5.1.
Als grondslag voor een herziening kan, voor zover hier van belang, krachtens het eerste lid aanhef en onder c van art. 457 Sv slechts dienen een door bescheiden gestaafd gegeven dat bij het onderzoek op de terechtzitting aan de rechter niet bekend was en dat het ernstige vermoeden wekt dat indien dit gegeven bekend zou zijn geweest, het onderzoek van de zaak zou hebben geleid hetzij tot een vrijspraak van de gewezen verdachte, hetzij tot een ontslag van alle rechtsvervolging, hetzij tot de niet-ontvankelijkverklaring van het openbaar ministerie, hetzij tot de toepassing van een minder zware strafbepaling.
5.2.1.
De Hoge Raad begrijpt de aanvraag aldus dat deze vooral steunt op de stelling dat de getuige [betrokkene 1] is teruggekomen op zijn - door het Hof tot het bewijs van het tenlastegelegde gebezigde - de aanvrager belastende verklaringen afgelegd tegenover de politie onderscheidenlijk ten overstaan van het Hof ter terechtzitting in hoger beroep en dat de huidige aanvraag tot herziening zich daarin onderscheidt van de eerdere aanvragen.
5.2.2.
Bij de beoordeling van deze stelling dient te worden vooropgesteld dat een aanvrager bij zijn aanvraag tot herziening aannemelijk moet maken dat en waarom een getuige op een hem belastende verklaring terugkomt.
5.2.3.
Nu de bij de aanvraag gevoegde verklaring van [betrokkene 1], in de aanvraag aangeduid als de "notariële verklaring", geen opgave van redenen bevat voor het terugkomen op zijn eerder afgelegde verklaringen, levert deze "notariële verklaring" van [betrokkene 1] geen grond op om aan te nemen dat de door het Hof tot het bewijs gebezigde verklaringen van [betrokkene 1] onjuist zijn.
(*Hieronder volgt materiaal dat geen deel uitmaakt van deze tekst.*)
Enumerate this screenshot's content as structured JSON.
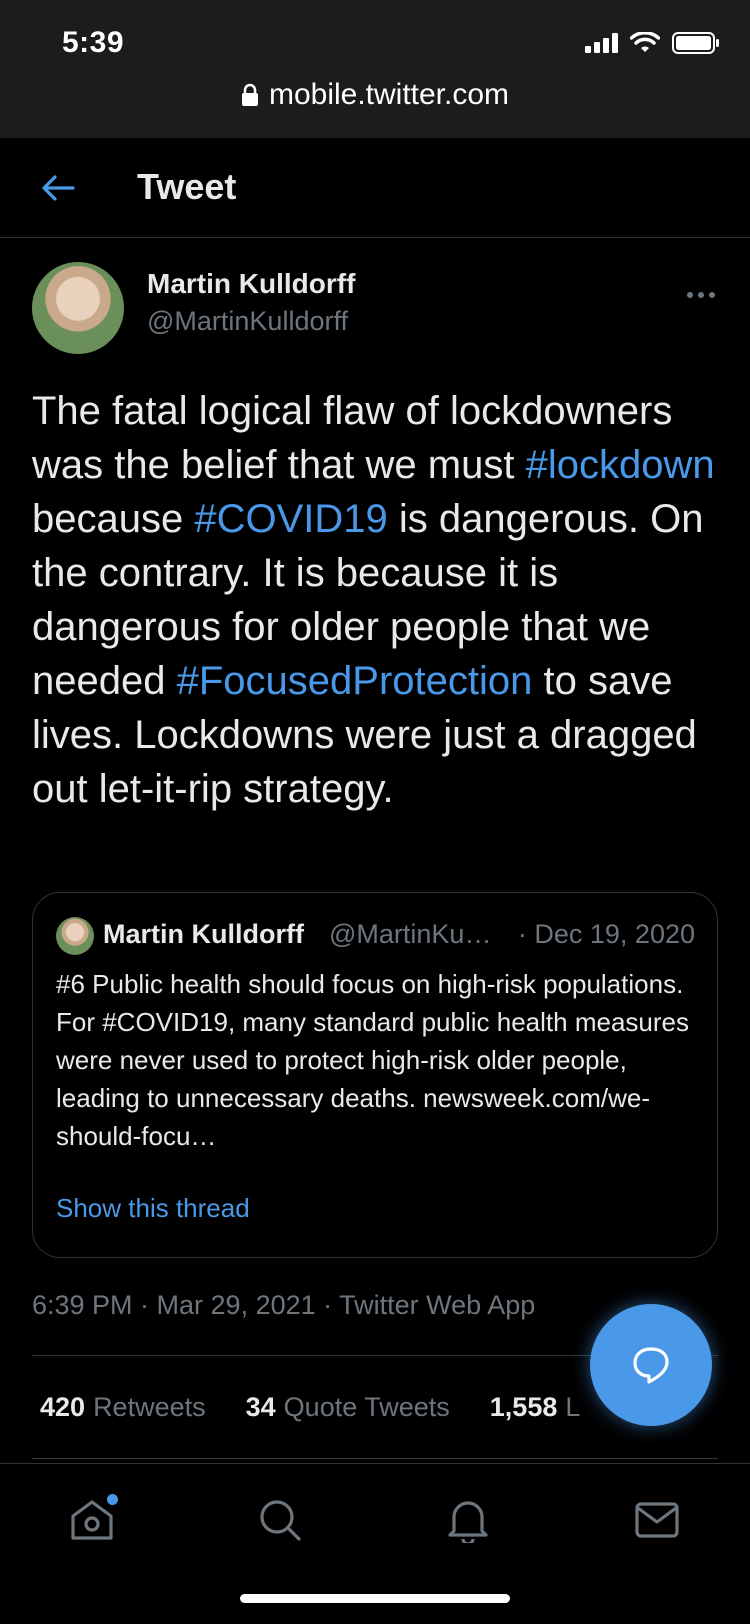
{
  "status_bar": {
    "time": "5:39"
  },
  "browser": {
    "url": "mobile.twitter.com"
  },
  "header": {
    "title": "Tweet"
  },
  "tweet": {
    "author_name": "Martin Kulldorff",
    "author_handle": "@MartinKulldorff",
    "text_parts": [
      {
        "t": "The fatal logical flaw of lockdowners was the belief that we must ",
        "tag": false
      },
      {
        "t": "#lockdown",
        "tag": true
      },
      {
        "t": " because ",
        "tag": false
      },
      {
        "t": "#COVID19",
        "tag": true
      },
      {
        "t": " is dangerous. On the contrary. It is because it is dangerous for older people that we needed ",
        "tag": false
      },
      {
        "t": "#FocusedProtection",
        "tag": true
      },
      {
        "t": " to save lives. Lockdowns were just a dragged out let-it-rip strategy.",
        "tag": false
      }
    ],
    "timestamp": "6:39 PM · Mar 29, 2021 · Twitter Web App"
  },
  "quote": {
    "author_name": "Martin Kulldorff",
    "author_handle": "@MartinKu…",
    "date": "· Dec 19, 2020",
    "text": "#6 Public health should focus on high-risk populations. For #COVID19, many standard public health measures were never used to protect high-risk older people, leading to unnecessary deaths. newsweek.com/we-should-focu…",
    "show_thread": "Show this thread"
  },
  "stats": {
    "retweets_count": "420",
    "retweets_label": "Retweets",
    "quotes_count": "34",
    "quotes_label": "Quote Tweets",
    "likes_count": "1,558",
    "likes_label": "L"
  },
  "colors": {
    "accent": "#4a99e9",
    "background": "#000000",
    "muted": "#6e767d"
  },
  "icons": [
    "back-arrow-icon",
    "lock-icon",
    "more-icon",
    "compose-reply-icon",
    "home-icon",
    "search-icon",
    "notifications-icon",
    "messages-icon"
  ]
}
De bij de aanvraag overgelegde verklaring wekt derhalve niet een ernstig vermoeden als hiervoor onder 5.1 bedoeld. Voor zover de aanvraag steunt op deze stelling, is zij daarom kennelijk ongegrond.
5.3.1.
Voorts is de aanvraag gebaseerd op de stelling dat (i) door het Openbaar Ministerie aan [betrokkene 1] - destijds niet bekend geworden - toezeggingen zijn gedaan aangaande de (beëindiging van de) executie van de door hem te ondergane straf en dat (ii) het Openbaar Ministerie in de strafzaak wat betreft de met [betrokkene 1] getroffen overeenkomst ernstig is tekortgeschoten door aan het Hof geen volledige opening van zaken te geven. Ware het Hof daarmee bekend geweest, dan zou dat, aldus de aanvraag, hebben geleid tot niet-ontvankelijkverklaring van het Openbaar Ministerie in de vervolging, althans tot vrijspraak.
5.3.2.
Deze stelling steunt - voor zover zij niet is gegrond op de "notariële verklaring" van [betrokkene 1] - op omstandigheden die de Hoge Raad ongenoegzaam heeft geoordeeld in zijn hiervoor onder 4 weergegeven arresten, zodat de aanvraag in zoverre niet tot herziening kan leiden.
5.4.1.
Tot slot berust de aanvraag op de stelling dat sprake is van twijfels aangaande "de integriteit van het onderzoek", van "inherente onbetrouwbaarheid van het onderzoeksmateriaal" en van "onherstelbare schendingen van het recht op een eerlijk proces van verzoeker, de schending daarbij van de onschuldpresumptie ex art 6 EVRM en het ondervragingsrecht ex art. 6 EVRM".
5.4.2.
Voor zover in de aanvraag te dien aanzien wordt verwezen naar stukken van het dossier van de strafzaak kan niet worden gezegd dat de rechter die de veroordeling heeft uitgesproken, daarmee niet bekend was, zodat de aanvraag in zoverre kennelijk ongegrond is.
5.4.3.
Voor zover de aanvraag ten aanzien van deze stelling inhoudt dat zij is gebaseerd op een "zeer betrouwbare bron" (p. 55 van de aanvraag) dan wel op "in te brengen documenten" (p. 58 van de aanvraag) is de aanvraag niet naar behoren gemotiveerd nu bij de aanvraag in zoverre geen bescheiden zijn gevoegd waaruit kan blijken van de gronden waarop de aanvraag berust. De aanvraag kan daarom in zoverre niet tot herziening leiden.
5.4.4.
Hetgeen overigens in de aanvraag wordt aangevoerd kan niet een ernstig vermoeden wekken als hiervoor onder 5.1 vermeld.